The complaint goes on to describe the scope of the mayhem ICE is wilfully ignoring: closed borders, signed leases for on-campus housing, steep airfare expenses for hazardous flights, time zone differences, government firewalls, and internet black-outs (for example, in China and Ethiopia, respectively), and humanitarian crises in home countries like Syria. And if students with F-1 visas don’t leave by ICE’s rush deadline, they risk detention and deportation which would prevent them from returning to the U.S. for a decade.

Likely toward ICE’s long-term goal, rescinding a student visa will set students back from starting careers in the United States. Many students apply for OPT (optional practical training), which allows people who’ve held F-1 visas for a preceding year to work for up to 12 months, before or after graduation. This ideally leads to a work permit like a highly coveted H1-B visa, which allows workers in specialised fields to work for up to six years.

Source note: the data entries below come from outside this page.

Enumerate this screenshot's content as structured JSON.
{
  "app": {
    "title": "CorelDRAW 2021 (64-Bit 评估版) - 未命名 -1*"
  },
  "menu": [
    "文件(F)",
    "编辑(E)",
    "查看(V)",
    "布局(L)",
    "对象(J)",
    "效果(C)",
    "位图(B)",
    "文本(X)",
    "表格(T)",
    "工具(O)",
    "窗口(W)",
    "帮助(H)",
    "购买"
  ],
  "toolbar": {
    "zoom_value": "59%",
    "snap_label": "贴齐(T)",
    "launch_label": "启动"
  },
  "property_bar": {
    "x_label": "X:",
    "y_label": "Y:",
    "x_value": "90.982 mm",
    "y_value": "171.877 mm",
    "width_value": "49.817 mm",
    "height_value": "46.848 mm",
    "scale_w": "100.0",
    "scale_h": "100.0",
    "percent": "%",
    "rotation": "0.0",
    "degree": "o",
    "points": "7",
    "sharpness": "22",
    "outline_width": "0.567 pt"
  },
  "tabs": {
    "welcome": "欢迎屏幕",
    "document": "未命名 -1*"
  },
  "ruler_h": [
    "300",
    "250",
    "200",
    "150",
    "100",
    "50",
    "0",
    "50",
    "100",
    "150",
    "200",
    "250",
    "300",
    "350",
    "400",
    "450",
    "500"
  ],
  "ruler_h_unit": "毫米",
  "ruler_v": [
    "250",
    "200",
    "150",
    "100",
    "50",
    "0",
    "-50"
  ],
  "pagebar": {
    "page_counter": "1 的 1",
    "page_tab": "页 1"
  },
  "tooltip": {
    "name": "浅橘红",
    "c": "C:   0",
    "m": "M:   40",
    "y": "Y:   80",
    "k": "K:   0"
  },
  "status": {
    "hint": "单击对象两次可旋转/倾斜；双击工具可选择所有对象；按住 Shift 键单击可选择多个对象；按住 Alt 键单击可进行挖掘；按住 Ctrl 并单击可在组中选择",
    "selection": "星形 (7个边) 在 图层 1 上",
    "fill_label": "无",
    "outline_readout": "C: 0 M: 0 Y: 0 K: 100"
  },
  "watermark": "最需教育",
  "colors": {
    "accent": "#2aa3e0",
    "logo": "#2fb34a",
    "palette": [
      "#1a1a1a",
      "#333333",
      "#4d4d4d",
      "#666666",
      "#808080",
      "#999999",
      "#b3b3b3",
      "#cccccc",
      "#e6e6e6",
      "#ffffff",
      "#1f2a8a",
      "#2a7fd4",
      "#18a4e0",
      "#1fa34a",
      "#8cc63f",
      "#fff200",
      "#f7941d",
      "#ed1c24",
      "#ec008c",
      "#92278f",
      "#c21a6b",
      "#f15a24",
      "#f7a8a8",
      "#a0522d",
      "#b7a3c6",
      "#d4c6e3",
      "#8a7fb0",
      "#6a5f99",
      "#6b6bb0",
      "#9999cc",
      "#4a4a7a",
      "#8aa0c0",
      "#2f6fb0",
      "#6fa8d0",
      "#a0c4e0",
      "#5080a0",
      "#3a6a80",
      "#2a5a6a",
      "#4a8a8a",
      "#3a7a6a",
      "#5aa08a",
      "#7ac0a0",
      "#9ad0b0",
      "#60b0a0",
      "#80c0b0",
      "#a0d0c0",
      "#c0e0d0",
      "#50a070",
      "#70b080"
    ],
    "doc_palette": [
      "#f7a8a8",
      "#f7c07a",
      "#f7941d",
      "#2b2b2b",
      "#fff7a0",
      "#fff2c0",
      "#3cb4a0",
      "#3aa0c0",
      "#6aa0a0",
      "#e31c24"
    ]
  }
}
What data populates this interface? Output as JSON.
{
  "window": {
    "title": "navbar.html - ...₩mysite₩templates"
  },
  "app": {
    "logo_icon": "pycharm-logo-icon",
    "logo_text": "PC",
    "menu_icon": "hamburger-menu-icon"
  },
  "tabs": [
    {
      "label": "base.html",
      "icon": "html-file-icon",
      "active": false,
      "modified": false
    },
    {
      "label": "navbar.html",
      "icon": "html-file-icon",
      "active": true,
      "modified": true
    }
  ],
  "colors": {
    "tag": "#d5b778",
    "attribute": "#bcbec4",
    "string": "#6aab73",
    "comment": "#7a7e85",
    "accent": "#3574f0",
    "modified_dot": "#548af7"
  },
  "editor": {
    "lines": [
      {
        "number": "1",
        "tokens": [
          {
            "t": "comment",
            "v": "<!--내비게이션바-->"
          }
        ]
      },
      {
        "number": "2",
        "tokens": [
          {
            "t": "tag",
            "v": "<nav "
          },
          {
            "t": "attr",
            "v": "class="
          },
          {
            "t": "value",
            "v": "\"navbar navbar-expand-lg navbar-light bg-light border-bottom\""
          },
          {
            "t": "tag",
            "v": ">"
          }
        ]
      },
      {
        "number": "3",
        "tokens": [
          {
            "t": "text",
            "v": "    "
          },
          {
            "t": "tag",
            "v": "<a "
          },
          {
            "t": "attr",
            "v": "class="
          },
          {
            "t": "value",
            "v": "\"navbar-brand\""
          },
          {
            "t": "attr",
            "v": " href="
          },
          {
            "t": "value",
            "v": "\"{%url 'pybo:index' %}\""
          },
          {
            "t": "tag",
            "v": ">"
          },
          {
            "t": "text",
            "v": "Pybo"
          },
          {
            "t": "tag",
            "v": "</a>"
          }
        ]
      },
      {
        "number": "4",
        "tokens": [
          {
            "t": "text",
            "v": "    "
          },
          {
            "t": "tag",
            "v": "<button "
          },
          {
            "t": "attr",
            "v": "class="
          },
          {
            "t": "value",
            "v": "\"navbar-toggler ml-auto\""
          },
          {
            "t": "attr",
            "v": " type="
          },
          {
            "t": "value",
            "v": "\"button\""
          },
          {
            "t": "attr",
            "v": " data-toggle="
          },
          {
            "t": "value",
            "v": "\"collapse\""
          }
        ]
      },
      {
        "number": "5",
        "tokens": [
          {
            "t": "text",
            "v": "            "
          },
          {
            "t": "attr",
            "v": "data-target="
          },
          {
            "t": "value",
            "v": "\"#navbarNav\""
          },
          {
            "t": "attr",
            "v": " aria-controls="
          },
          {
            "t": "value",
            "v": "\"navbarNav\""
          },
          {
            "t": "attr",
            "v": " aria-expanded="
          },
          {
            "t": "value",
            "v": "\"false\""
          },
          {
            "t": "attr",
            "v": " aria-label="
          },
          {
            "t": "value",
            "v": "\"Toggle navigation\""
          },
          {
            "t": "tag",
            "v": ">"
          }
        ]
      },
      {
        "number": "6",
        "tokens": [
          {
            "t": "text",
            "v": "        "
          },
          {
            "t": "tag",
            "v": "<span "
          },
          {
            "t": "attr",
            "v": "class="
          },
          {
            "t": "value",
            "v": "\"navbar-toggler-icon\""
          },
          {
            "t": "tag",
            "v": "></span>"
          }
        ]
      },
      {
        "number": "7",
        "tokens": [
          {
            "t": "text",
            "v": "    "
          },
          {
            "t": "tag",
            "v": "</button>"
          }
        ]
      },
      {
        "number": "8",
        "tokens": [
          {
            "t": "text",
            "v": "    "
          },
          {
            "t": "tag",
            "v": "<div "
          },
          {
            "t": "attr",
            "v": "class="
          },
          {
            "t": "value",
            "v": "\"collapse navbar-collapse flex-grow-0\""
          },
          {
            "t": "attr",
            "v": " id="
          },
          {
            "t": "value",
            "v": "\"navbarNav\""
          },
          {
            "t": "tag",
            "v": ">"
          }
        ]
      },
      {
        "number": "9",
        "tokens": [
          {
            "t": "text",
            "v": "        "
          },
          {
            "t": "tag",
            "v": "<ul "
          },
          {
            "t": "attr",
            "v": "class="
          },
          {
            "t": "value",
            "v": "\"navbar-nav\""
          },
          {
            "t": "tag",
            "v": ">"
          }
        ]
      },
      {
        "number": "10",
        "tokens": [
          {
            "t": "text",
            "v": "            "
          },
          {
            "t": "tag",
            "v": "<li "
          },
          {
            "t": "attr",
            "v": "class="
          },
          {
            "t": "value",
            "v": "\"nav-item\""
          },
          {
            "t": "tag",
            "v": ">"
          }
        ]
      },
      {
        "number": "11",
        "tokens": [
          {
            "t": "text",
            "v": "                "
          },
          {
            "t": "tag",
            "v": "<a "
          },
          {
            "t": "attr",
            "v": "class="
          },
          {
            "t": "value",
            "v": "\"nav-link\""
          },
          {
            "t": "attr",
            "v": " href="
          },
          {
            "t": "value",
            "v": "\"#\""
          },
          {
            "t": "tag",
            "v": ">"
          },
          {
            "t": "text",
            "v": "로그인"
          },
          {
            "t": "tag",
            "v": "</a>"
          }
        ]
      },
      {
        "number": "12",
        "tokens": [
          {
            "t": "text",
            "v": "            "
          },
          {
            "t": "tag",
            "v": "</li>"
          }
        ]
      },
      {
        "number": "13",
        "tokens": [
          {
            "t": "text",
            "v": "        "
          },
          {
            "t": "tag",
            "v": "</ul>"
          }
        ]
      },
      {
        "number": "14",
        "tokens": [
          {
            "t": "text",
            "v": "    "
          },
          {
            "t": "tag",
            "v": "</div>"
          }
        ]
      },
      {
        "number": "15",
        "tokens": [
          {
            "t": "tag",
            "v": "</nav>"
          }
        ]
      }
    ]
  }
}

Harvard and MIT argue that the new rule violates the Administrative Procedure Act in that its lack of “reasoned decisionmaking” is “arbitrary and capricious,” citing a similar Supreme Court decision regarding the Department of Homeland Security’s revocation of DACA status. They ask for a temporary restraining order and permanent injunctive relief against enforcement. Even if the court does issue a restraining order, ICE has successfully done its job, making the U.S. a lousier place for a lot of people, some of whom might otherwise be occupied with student stuff like trying to save lives.